Onredelijke comedie
Jammer, dubbel jammer, dat een natie die zich dapper en stoïcijnsch gedragen heeft tegenover het onafwendbare, zich onder de reactie van den schok opluchting poogt te verschaffen in kinderlijke comedies waarvan het overbodige, nuttelooze aan een redelijk oordeel niet kan ontsnappen.
Wanneer de Tsjechen meenen Frankrijk te mogen verwijten als een eerloosheid en een schande dat dit land niet op eigen initiatief, en zonder daadwerkelijke, positieve steuntoezegging van Rusland of van een andere mogendheid, Europa in een oorlog gedompeld heeft om een situatie te redden welke de Tsjechische diplomatie zelf door haar geschipper gaandeweg onhoudbaar en hopeloos gemaakt had, dan vergeten de Tsjechen een beetje te gemakkelijk dat Frankrijk anderhalf millioen soldaten mobiliseerde en dat zij volgens de meeste waarschijnlijkheid te danken hebben aan deze Fransche mobilisatie dat niet geheel Bohemen is ingepalmd en geannexeerd als Duitsche ‘Gau’. Het is aan Hitler en zijn generaals beter bekend dan aan wie ook dat de Fransche mobilisatie geen bluf was. Wanneer de Duitschers zich vergenoegden met een fragmentarische aanwinst dan deden zij dat stellig niet om philanthropische redenen doch eenvoudig omdat het totaal hun op dat moment als kluif te hard leek. Hetgeen zeer juist gezien was. In September hadden de Franschen even weinig lust om te oorlogen als in Augustus 1914. In September 1938 kon een conflict hun geen enkel voordeel bezorgen, en zelfs niets dan schade berokkenen, ook al behaalden zij de overwinning. Zij zouden gratis gevochten hebben. Niet eens voor een ideaal dat hun ter harte gaat. Maar niettemin zouden zij onverschrokken ten strijde zijn getrokken op een simpel commando hunner aanvoerders.
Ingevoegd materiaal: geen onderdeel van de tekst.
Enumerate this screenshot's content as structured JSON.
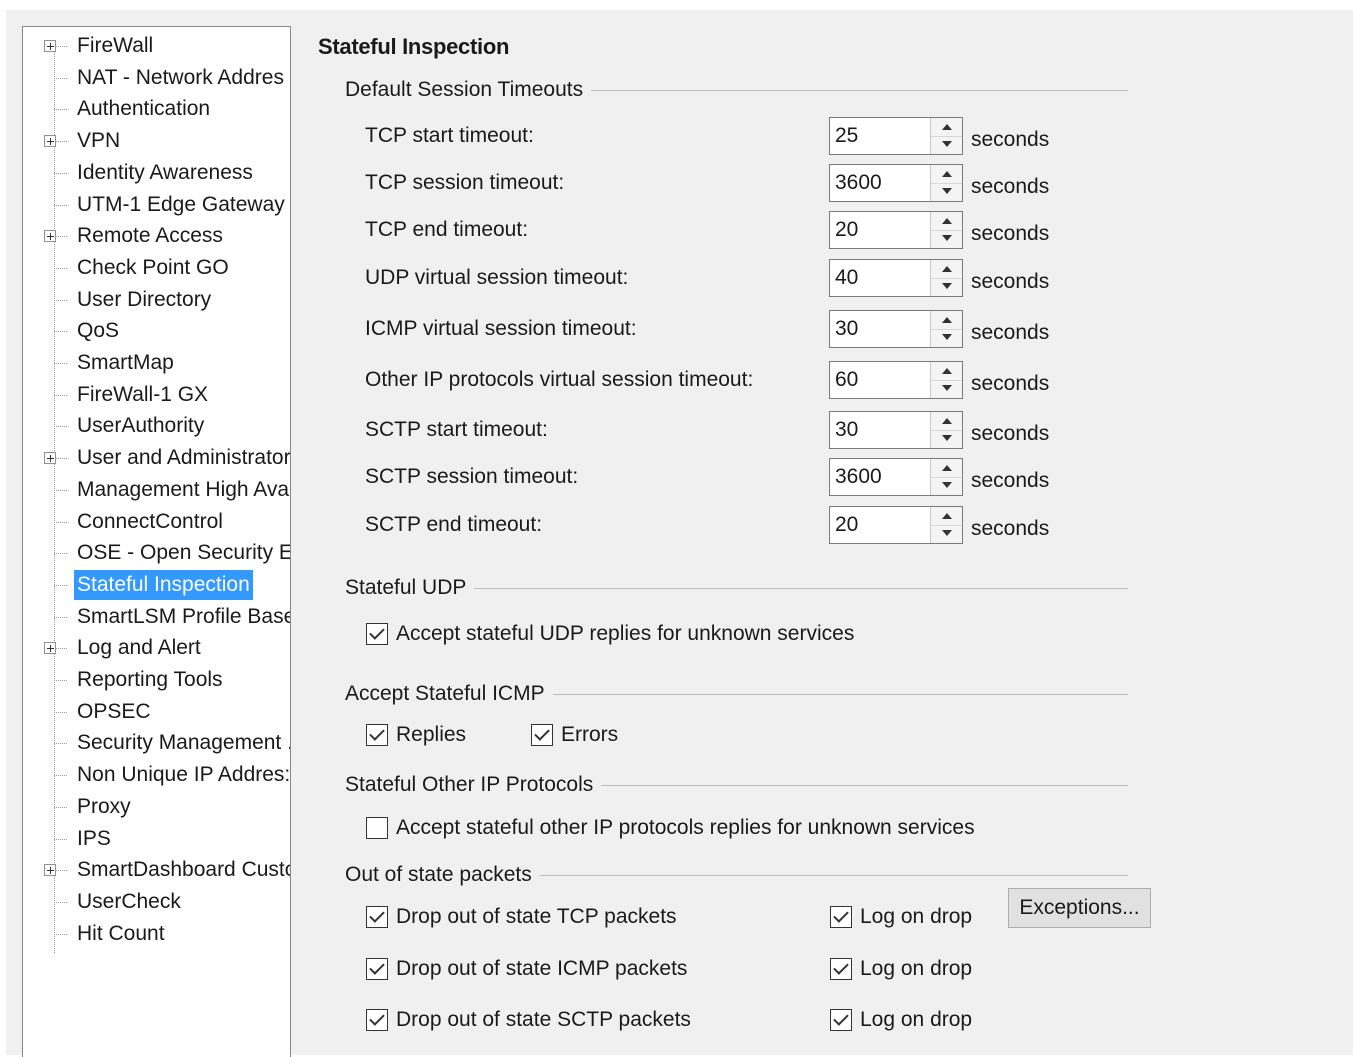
{
  "tree": {
    "items": [
      {
        "label": "FireWall",
        "expandable": true
      },
      {
        "label": "NAT - Network Addres",
        "expandable": false
      },
      {
        "label": "Authentication",
        "expandable": false
      },
      {
        "label": "VPN",
        "expandable": true
      },
      {
        "label": "Identity Awareness",
        "expandable": false
      },
      {
        "label": "UTM-1 Edge Gateway",
        "expandable": false
      },
      {
        "label": "Remote Access",
        "expandable": true
      },
      {
        "label": "Check Point GO",
        "expandable": false
      },
      {
        "label": "User Directory",
        "expandable": false
      },
      {
        "label": "QoS",
        "expandable": false
      },
      {
        "label": "SmartMap",
        "expandable": false
      },
      {
        "label": "FireWall-1 GX",
        "expandable": false
      },
      {
        "label": "UserAuthority",
        "expandable": false
      },
      {
        "label": "User and Administrator",
        "expandable": true
      },
      {
        "label": "Management High Ava",
        "expandable": false
      },
      {
        "label": "ConnectControl",
        "expandable": false
      },
      {
        "label": "OSE - Open Security E",
        "expandable": false
      },
      {
        "label": "Stateful Inspection",
        "expandable": false,
        "selected": true
      },
      {
        "label": "SmartLSM Profile Base",
        "expandable": false
      },
      {
        "label": "Log and Alert",
        "expandable": true
      },
      {
        "label": "Reporting Tools",
        "expandable": false
      },
      {
        "label": "OPSEC",
        "expandable": false
      },
      {
        "label": "Security Management .",
        "expandable": false
      },
      {
        "label": "Non Unique IP Addres:",
        "expandable": false
      },
      {
        "label": "Proxy",
        "expandable": false
      },
      {
        "label": "IPS",
        "expandable": false
      },
      {
        "label": "SmartDashboard Custc",
        "expandable": true
      },
      {
        "label": "UserCheck",
        "expandable": false
      },
      {
        "label": "Hit Count",
        "expandable": false
      }
    ]
  },
  "page_title": "Stateful Inspection",
  "timeouts": {
    "title": "Default Session Timeouts",
    "unit": "seconds",
    "fields": [
      {
        "label": "TCP start timeout:",
        "value": "25"
      },
      {
        "label": "TCP session timeout:",
        "value": "3600"
      },
      {
        "label": "TCP end timeout:",
        "value": "20"
      },
      {
        "label": "UDP virtual session timeout:",
        "value": "40"
      },
      {
        "label": "ICMP virtual session timeout:",
        "value": "30"
      },
      {
        "label": "Other IP protocols virtual session timeout:",
        "value": "60"
      },
      {
        "label": "SCTP start timeout:",
        "value": "30"
      },
      {
        "label": "SCTP session timeout:",
        "value": "3600"
      },
      {
        "label": "SCTP end timeout:",
        "value": "20"
      }
    ]
  },
  "stateful_udp": {
    "title": "Stateful UDP",
    "accept_label": "Accept stateful UDP replies for unknown services",
    "accept_checked": true
  },
  "stateful_icmp": {
    "title": "Accept Stateful ICMP",
    "replies_label": "Replies",
    "replies_checked": true,
    "errors_label": "Errors",
    "errors_checked": true
  },
  "stateful_other": {
    "title": "Stateful Other IP Protocols",
    "accept_label": "Accept stateful other IP protocols replies for unknown services",
    "accept_checked": false
  },
  "out_of_state": {
    "title": "Out of state packets",
    "rows": [
      {
        "drop_label": "Drop out of state TCP packets",
        "drop_checked": true,
        "log_label": "Log on drop",
        "log_checked": true
      },
      {
        "drop_label": "Drop out of state ICMP packets",
        "drop_checked": true,
        "log_label": "Log on drop",
        "log_checked": true
      },
      {
        "drop_label": "Drop out of state SCTP packets",
        "drop_checked": true,
        "log_label": "Log on drop",
        "log_checked": true
      }
    ],
    "exceptions_label": "Exceptions..."
  }
}
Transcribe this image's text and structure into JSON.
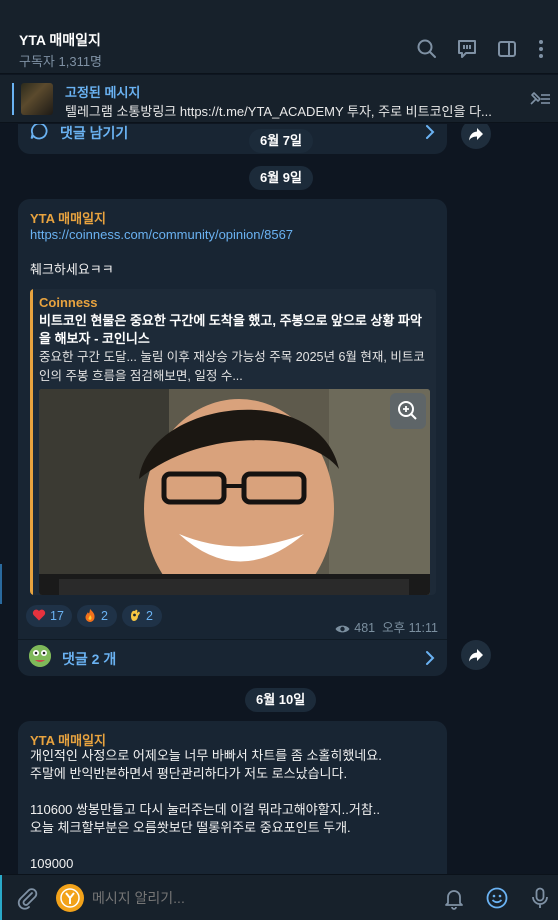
{
  "header": {
    "title": "YTA 매매일지",
    "subtitle": "구독자 1,311명"
  },
  "pinned": {
    "title": "고정된 메시지",
    "text": "텔레그램 소통방링크 https://t.me/YTA_ACADEMY 투자, 주로 비트코인을 다..."
  },
  "prev_post": {
    "comment_label": "댓글 남기기"
  },
  "dates": [
    "6월 7일",
    "6월 9일",
    "6월 10일"
  ],
  "post1": {
    "author": "YTA 매매일지",
    "link": "https://coinness.com/community/opinion/8567",
    "text": "췌크하세요ㅋㅋ",
    "preview": {
      "site": "Coinness",
      "title": "비트코인 현물은 중요한 구간에 도착을 했고, 주봉으로 앞으로 상황 파악을 해보자 - 코인니스",
      "desc": "중요한 구간 도달... 눌림 이후  재상승  가능성 주목      2025년 6월 현재, 비트코인의 주봉 흐름을 점검해보면, 일정 수..."
    },
    "reactions": [
      {
        "emoji": "heart-emoji",
        "count": "17"
      },
      {
        "emoji": "fire-emoji",
        "count": "2"
      },
      {
        "emoji": "ok-hand-emoji",
        "count": "2"
      }
    ],
    "views": "481",
    "time": "오후 11:11",
    "comments": "댓글 2 개"
  },
  "post2": {
    "author": "YTA 매매일지",
    "lines": [
      "개인적인 사정으로 어제오늘 너무 바빠서 차트를 좀 소홀히했네요.",
      "주말에 반익반본하면서 평단관리하다가 저도 로스났습니다.",
      "",
      "110600 쌍봉만들고 다시 눌러주는데 이걸 뭐라고해야할지..거참..",
      "오늘 체크할부분은 오름쐇보단 떨롱위주로 중요포인트 두개.",
      "",
      "109000"
    ]
  },
  "input": {
    "placeholder": "메시지 알리기..."
  },
  "colors": {
    "background": "#0e1621",
    "bubble": "#182533",
    "accent": "#6ab2f2",
    "author": "#e8a33f"
  }
}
Het is daarom niet rechtvaardig om den blaam voor de verbrokkeling van Tsjechoslowakije uitsluitend te werpen op Frankrijk en een schromelijk onrecht, om het behoud van den vrede dit land aan te wrijven als een schande. Een gemoedsstemming gelijk de Tsjechische, hoe begrijpelijk en onvermijdelijk ook als terugslag eener wreede beproeving, zou niet alleen wegens hare onredelijkheid, niet alleen wegens de daaruit voortvloeiende verkrachting der feiten, doch bovenal wegens de kleineering van moreele waarden, die op 't oogenblik minder dan ooit verguizing noodig hebben, moeten verdwijnen als factor, als uitgangspunt, als gezichtshoek der internationale psychologie en der internationale politiek. Bij die mentaliteit van rancune en ongegronde laster kan niemand baat vinden, allerminst de Tsjechen. Zij kan slechts twijfel stichten of aanwakkeren en nieuwe explosies van het beruchte en gevaarlijke ‘dynamisme’ bespoedigen.
Wij gelooven echter niet dat de pro-domo-redevoering, verdienstelijk overigens en zakelijk, waarmee Georges Bonnet de actie van den Quai d'Orsay op het Congres der Radicalen verdedigd heeft, de opinies merkbaar zal wijzigen, noch dat zij elders dan in Frankrijk de geslagen wonden zal lenigen. Bonnet geeft een overzicht van het verloop der gebeurtenissen gelijk men ze tennaastenbij kent uit de telegrammen, en een samenvatting waarbij men te dikwijls en te veel moet lezen tusschen de regels. Men kan dit betreuren wijl deze methode van halve woorden voor de goede verstaanders, die zeldzaam zijn, in het gunstigste geval slechts leidt tot suggesties. Maar is het te veel gevergd, na dat betreurd te hebben, om tenminste in overweging te nemen dat een Minister van Buitenlandsche Zaken, zonder zijn posities te verzwakken, tot in zijn eigen land, niet in vierkante termen kan rectificeeren of polemiseeren?